Why the reciprocal theorem of Poisson’s ratios does not hold for some orthotropic flexible textile composites

Abstract

Abstract The reciprocal theorem of the Poisson’s ratios presents the main feature of the linear elastic orthotropic materials. However, in this paper, it is shown that it does not hold for some orthotropic flexible textile composites. The coated multi-axial warp knitted fabric (CMWKF) is used to evaluate this phenomenon. The tensile tests, combined with digital image correlation (DIC) technology, are employed to measure the Young’s moduli and Poisson’s ratios of the CMWKF in the warp (0°) and weft (90°) directions.

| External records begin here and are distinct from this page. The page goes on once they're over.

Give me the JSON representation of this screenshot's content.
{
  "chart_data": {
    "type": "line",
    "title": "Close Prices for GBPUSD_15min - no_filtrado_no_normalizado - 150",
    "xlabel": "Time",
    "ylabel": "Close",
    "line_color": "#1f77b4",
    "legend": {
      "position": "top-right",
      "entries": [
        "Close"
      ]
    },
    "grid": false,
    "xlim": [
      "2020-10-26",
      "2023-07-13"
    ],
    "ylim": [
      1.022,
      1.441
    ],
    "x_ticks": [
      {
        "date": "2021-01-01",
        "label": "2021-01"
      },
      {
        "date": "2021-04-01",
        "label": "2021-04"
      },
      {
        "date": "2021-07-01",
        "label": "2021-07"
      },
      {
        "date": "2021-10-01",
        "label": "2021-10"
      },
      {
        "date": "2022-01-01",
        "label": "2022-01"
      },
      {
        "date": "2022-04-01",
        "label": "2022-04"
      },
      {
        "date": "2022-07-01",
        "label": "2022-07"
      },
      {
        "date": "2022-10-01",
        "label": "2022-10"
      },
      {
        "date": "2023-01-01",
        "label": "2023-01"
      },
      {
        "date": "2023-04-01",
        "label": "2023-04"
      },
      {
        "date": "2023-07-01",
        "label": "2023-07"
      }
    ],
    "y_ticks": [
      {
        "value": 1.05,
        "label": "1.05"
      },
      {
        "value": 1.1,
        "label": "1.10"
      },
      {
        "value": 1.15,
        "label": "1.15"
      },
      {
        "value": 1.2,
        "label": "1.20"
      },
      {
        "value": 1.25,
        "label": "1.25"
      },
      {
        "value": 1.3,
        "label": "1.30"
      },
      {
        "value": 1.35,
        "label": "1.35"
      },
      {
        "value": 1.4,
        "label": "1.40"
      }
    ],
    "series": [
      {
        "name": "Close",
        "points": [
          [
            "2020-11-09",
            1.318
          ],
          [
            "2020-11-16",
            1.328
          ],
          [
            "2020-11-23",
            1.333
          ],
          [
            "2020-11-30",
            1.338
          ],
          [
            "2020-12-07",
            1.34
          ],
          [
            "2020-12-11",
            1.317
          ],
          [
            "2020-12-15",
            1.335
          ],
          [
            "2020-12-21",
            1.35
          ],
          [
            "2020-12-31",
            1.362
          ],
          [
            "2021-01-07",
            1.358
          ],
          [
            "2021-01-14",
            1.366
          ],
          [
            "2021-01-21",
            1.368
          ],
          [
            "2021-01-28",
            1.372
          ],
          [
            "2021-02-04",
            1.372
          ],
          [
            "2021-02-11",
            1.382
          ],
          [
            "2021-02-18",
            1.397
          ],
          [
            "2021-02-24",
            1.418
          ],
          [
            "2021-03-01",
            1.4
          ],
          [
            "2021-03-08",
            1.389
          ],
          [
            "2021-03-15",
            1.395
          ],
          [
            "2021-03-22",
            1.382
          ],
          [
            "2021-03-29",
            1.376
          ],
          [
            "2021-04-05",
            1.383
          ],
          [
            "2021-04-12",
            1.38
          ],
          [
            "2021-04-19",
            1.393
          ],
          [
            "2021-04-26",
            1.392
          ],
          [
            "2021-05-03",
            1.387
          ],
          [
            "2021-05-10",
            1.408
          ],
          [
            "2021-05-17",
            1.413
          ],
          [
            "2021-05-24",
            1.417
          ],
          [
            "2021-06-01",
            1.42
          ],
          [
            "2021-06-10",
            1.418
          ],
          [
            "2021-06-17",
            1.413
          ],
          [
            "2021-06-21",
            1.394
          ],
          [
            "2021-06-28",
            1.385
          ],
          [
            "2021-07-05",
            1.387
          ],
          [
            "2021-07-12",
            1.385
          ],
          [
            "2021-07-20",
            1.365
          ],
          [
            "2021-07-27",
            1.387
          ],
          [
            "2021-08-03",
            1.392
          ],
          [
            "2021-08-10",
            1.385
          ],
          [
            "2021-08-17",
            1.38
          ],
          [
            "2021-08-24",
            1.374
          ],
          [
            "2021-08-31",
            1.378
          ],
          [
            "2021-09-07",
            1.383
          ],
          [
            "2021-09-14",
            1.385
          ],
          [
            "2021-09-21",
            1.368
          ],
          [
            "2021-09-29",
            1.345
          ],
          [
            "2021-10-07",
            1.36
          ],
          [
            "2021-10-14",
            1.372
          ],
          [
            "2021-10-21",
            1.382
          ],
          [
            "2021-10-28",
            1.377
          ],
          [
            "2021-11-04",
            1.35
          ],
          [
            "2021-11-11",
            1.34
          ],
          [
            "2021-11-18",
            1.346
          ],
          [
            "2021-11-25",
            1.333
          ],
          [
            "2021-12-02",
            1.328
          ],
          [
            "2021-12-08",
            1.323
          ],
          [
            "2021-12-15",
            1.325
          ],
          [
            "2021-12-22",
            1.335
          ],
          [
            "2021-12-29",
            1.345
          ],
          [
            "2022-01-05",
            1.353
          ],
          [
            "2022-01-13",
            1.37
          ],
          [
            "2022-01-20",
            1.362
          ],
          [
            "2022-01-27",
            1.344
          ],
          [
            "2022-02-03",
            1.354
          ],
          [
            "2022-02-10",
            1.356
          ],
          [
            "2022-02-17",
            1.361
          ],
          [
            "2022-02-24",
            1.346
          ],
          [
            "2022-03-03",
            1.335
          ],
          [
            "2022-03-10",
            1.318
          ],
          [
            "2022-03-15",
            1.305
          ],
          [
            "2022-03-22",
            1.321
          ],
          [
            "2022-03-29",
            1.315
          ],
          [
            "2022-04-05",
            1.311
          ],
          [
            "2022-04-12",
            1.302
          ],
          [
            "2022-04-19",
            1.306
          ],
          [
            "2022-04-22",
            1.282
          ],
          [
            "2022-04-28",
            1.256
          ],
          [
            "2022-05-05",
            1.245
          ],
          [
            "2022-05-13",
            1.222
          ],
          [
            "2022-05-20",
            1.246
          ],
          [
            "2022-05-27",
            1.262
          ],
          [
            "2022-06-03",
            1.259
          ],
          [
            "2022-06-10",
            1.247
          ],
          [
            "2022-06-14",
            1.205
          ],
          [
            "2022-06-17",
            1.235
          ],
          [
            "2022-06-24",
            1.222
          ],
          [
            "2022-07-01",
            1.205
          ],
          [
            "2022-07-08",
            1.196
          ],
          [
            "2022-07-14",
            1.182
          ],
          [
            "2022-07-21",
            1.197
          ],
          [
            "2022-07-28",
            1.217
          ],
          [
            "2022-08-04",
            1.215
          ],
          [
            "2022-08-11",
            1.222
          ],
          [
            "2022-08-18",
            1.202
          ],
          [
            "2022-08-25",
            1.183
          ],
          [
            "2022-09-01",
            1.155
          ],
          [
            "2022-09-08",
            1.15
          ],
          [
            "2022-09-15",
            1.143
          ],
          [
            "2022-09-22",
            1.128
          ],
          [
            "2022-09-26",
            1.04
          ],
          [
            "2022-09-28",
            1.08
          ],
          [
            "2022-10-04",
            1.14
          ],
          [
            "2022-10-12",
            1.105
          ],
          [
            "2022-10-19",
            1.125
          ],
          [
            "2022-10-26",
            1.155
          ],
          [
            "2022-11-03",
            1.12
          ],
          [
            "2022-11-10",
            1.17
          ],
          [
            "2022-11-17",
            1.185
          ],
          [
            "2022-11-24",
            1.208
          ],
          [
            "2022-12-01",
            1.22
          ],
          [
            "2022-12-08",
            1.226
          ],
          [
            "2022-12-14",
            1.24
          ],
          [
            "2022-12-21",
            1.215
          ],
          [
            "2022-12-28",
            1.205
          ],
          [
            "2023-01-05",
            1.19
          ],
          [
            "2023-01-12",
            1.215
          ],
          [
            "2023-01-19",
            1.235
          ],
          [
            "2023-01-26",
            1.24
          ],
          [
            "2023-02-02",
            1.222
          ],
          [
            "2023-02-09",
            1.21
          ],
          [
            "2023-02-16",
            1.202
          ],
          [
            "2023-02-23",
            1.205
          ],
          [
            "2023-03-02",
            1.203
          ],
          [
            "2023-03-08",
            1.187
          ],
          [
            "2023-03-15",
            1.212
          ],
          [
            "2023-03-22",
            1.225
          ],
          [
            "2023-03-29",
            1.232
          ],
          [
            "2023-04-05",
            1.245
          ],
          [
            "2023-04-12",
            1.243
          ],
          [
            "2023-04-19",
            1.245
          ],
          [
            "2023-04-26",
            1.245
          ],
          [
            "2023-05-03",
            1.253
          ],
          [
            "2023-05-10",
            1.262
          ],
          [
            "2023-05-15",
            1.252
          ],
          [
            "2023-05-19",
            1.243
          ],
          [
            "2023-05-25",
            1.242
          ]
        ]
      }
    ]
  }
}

The findings show that the classical reciprocal theorem does not apply for the CMWKF. To further explain this phenomenon, a theoretical approach is proposed to estimate the Young’s moduli and Poisson’s ratios of the CMWKF in 0° and 90° directions, respectively. The theoretical predictions highlight that the Poisson’s ratios of the CMWKF in 0° and 90° directions are nearly equal, while the Young’s moduli in the two directions are different. The theoretical results match well the experimental observations and explain reasonably that the reciprocal theorem is unsuitable for the CMWKF. It is found that the dissatisfaction of the reciprocal theorem results from the instability of the flexible yarns.